Thursday, May 13, 2010

Setting all kinds of PRs

In the last two months I have run a 50K and a marathon; both of them PRs, although I haven't really raced at those distances before. It's been hard to gauge what kind of shape I am in, based on these races.

Then last weekend came a PR on a course I have run since I was just a kid.

I grew up near Bagsværd Lake and have run around it, I imagine, about a thousand times. My first race was a race around the lake. The race, the Bristol Race, ceased existing maybe ten years ago. It was sponsored by a local sporting good store called Bristol Sports. Nowadays, there are just a few big sporting good chains in Denmark. But I digress.

Growing up, the Bristol Race was the race of the year. I thought the people running up front were so fast they could surely run in the Olympics. I was a little kid, happy to run in the middle of the pack.

Then came high school. In Denmark, high school usually marks the nadir of athleticism for most people and this was the case for me as well. The exact opposite is true in America, which is a topic I have pondered often and which deserves its own post. I played on a club soccer team with some kids from school, but it was hardly competitive. I drank and partied as kids did - and forgot all about running.
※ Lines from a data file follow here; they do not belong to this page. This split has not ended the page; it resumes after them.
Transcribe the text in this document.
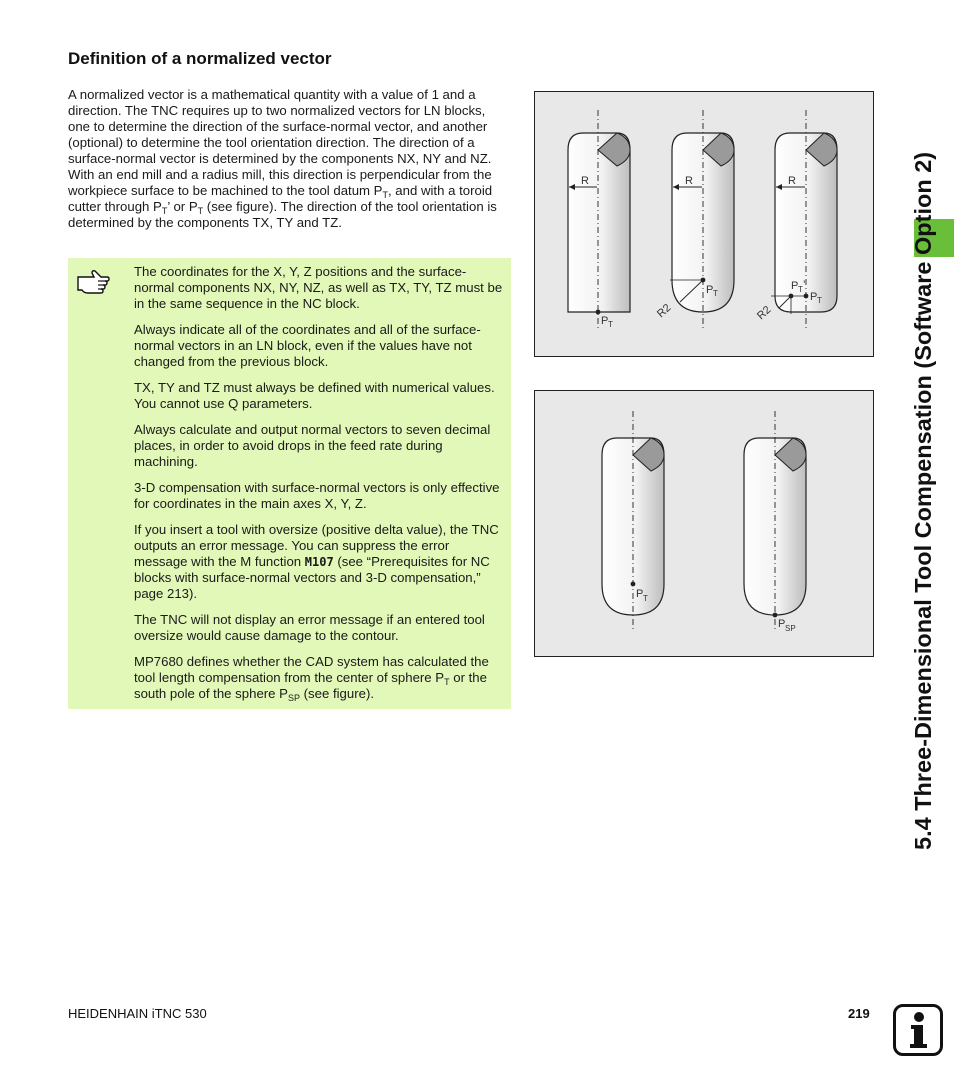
Definition of a normalized vector

A normalized vector is a mathematical quantity with a value of 1 and a direction. The TNC requires up to two normalized vectors for LN blocks, one to determine the direction of the surface-normal vector, and another (optional) to determine the tool orientation direction. The direction of a surface-normal vector is determined by the components NX, NY and NZ. With an end mill and a radius mill, this direction is perpendicular from the workpiece surface to be machined to the tool datum $P_T$, and with a toroid cutter through $P_T$’ or $P_T$ (see figure). The direction of the tool orientation is determined by the components TX, TY and TZ.

The coordinates for the X, Y, Z positions and the surface-normal components NX, NY, NZ, as well as TX, TY, TZ must be in the same sequence in the NC block.

Always indicate all of the coordinates and all of the surface-normal vectors in an LN block, even if the values have not changed from the previous block.

TX, TY and TZ must always be defined with numerical values. You cannot use Q parameters.

Always calculate and output normal vectors to seven decimal places, in order to avoid drops in the feed rate during machining.

3-D compensation with surface-normal vectors is only effective for coordinates in the main axes X, Y, Z.

If you insert a tool with oversize (positive delta value), the TNC outputs an error message. You can suppress the error message with the M function M107 (see “Prerequisites for NC blocks with surface-normal vectors and 3-D compensation,” page 213).

The TNC will not display an error message if an entered tool oversize would cause damage to the contour.

MP7680 defines whether the CAD system has calculated the tool length compensation from the center of sphere $P_T$ or the south pole of the sphere $P_{SP}$ (see figure).

R
P T
R
R2
P T
R
R2
P T ’
P T
P T
P SP	5.4 Three-Dimensional Tool Compensation (Software Option 2)
HEIDENHAIN iTNC 530	219
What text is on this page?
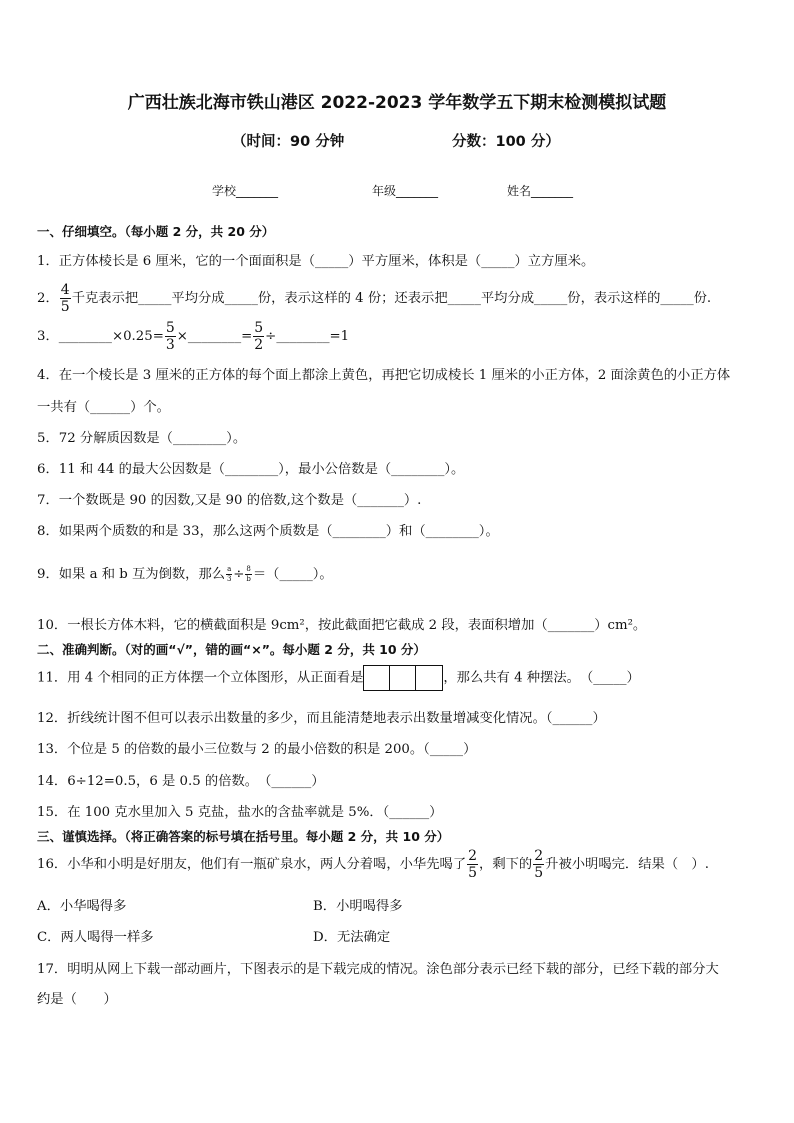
广西壮族北海市铁山港区 2022-2023 学年数学五下期末检测模拟试题
（时间：90 分钟	分数：100 分）
学校_______	年级_______	姓名_______
一、仔细填空。（每小题 2 分，共 20 分）
1．正方体棱长是 6 厘米，它的一个面面积是（_____）平方厘米，体积是（_____）立方厘米。
2． $\frac{4}{5}$ 千克表示把_____平均分成_____份，表示这样的 4 份；还表示把_____平均分成_____份，表示这样的_____份.
3．________×0.25= $\frac{5}{3}$ ×________= $\frac{5}{2}$ ÷________=1
4．在一个棱长是 3 厘米的正方体的每个面上都涂上黄色，再把它切成棱长 1 厘米的小正方体，2 面涂黄色的小正方体
一共有（______）个。
5．72 分解质因数是（________）。
6．11 和 44 的最大公因数是（________），最小公倍数是（________）。
7．一个数既是 90 的因数,又是 90 的倍数,这个数是（_______）.
8．如果两个质数的和是 33，那么这两个质数是（________）和（________）。
9．如果 a 和 b 互为倒数，那么 $\frac{a}{3} \div \frac{8}{b}$ ＝（_____）。
10．一根长方体木料，它的横截面积是 9cm²，按此截面把它截成 2 段，表面积增加（_______）cm²。
二、准确判断。（对的画“√”，错的画“×”。每小题 2 分，共 10 分）
11．用 4 个相同的正方体摆一个立体图形，从正面看是	，那么共有 4 种摆法。　（_____）
12．折线统计图不但可以表示出数量的多少，而且能清楚地表示出数量增减变化情况。（______）
13．个位是 5 的倍数的最小三位数与 2 的最小倍数的积是 200。（_____）
14．6÷12=0.5，6 是 0.5 的倍数。　（______）
15．在 100 克水里加入 5 克盐，盐水的含盐率就是 5%．（______）
三、谨慎选择。（将正确答案的标号填在括号里。每小题 2 分，共 10 分）
16．小华和小明是好朋友，他们有一瓶矿泉水，两人分着喝，小华先喝了 $\frac{2}{5}$ ，剩下的 $\frac{2}{5}$ 升被小明喝完．结果（　）.
A．小华喝得多	B．小明喝得多
C．两人喝得一样多	D．无法确定
17．明明从网上下载一部动画片，下图表示的是下载完成的情况。涂色部分表示已经下载的部分，已经下载的部分大
约是（　　）
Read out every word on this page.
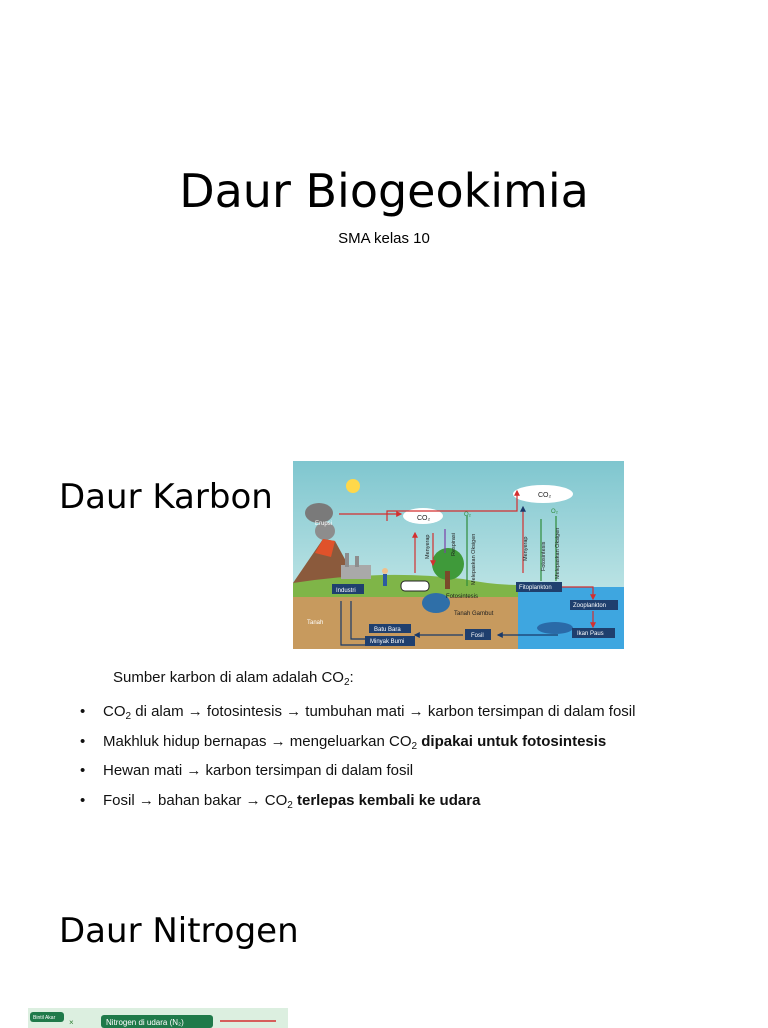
Daur Biogeokimia
SMA kelas 10
Daur Karbon
CO₂
CO₂
Erupsi
Industri
Menyerap	Respirasi	Melepaskan Oksigen
O₂
Fotosintesis
Tanah Gambut
Tanah
Batu Bara
Minyak Bumi
Fosil
Menyerap Fotosintesis Melepaskan Oksigen
O₂
Fitoplankton
Zooplankton
Ikan Paus
Sumber karbon di alam adalah $CO_2$:
• $CO_2$ di alam → fotosintesis → tumbuhan mati → karbon tersimpan di dalam fosil
• Makhluk hidup bernapas → mengeluarkan $CO_2$ dipakai untuk fotosintesis
• Hewan mati → karbon tersimpan di dalam fosil
• Fosil → bahan bakar → $CO_2$ terlepas kembali ke udara
Daur Nitrogen
Bintil Akar ×	Nitrogen di udara (N₂)
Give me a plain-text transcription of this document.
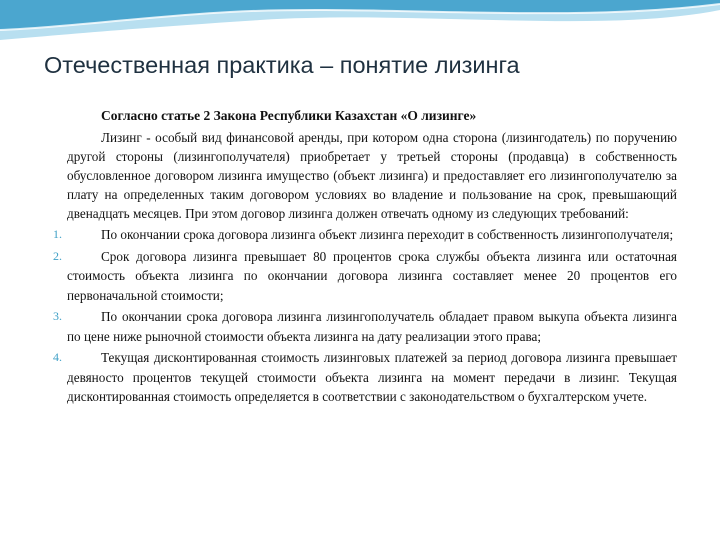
Отечественная практика – понятие лизинга

Согласно статье 2 Закона Республики Казахстан «О лизинге»

Лизинг - особый вид финансовой аренды, при котором одна сторона (лизингодатель) по поручению другой стороны (лизингополучателя) приобретает у третьей стороны (продавца) в собственность обусловленное договором лизинга имущество (объект лизинга) и предоставляет его лизингополучателю за плату на определенных таким договором условиях во владение и пользование на срок, превышающий двенадцать месяцев. При этом договор лизинга должен отвечать одному из следующих требований:

1.	По окончании срока договора лизинга объект лизинга переходит в собственность лизингополучателя;
2.	Срок договора лизинга превышает 80 процентов срока службы объекта лизинга или остаточная стоимость объекта лизинга по окончании договора лизинга составляет менее 20 процентов его первоначальной стоимости;
3.	По окончании срока договора лизинга лизингополучатель обладает правом выкупа объекта лизинга по цене ниже рыночной стоимости объекта лизинга на дату реализации этого права;
4.	Текущая дисконтированная стоимость лизинговых платежей за период договора лизинга превышает девяносто процентов текущей стоимости объекта лизинга на момент передачи в лизинг. Текущая дисконтированная стоимость определяется в соответствии с законодательством о бухгалтерском учете.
Then came the move to America, marriage to my first wife, and later the kids. I must have been in my early twenties when I ran the Bristol Race again. This time, I had run competitivey in college in the US and had, I think, just joined a track club. Nah, track came later in med school, but I was certainly training and racing hard. It was fun coming back to this little dinky race. I didn't win it, but I took second or third, impressing people who, like me, had grown up running this race every year.

Now that the official race is gone, we still run on that course. My dad, my brother, and sometimes my uncle and cousins, run tempo runs around the lake. The distance is much debated but is probably a little less than 4.5 miles. But the distance doesn't really matter; the time does. Last year, I ran two loops in 47:56, a PR, probably in the best shape of all of last year. Last weekend, I ran 47:40. Now that's a PR!

The Copenhagen Marathon is in 10 days and we are staring to taper a little. I have a sore ankle that I am trying to nurse back to health as well. Goal is 2:40 to 2:45. We shall see.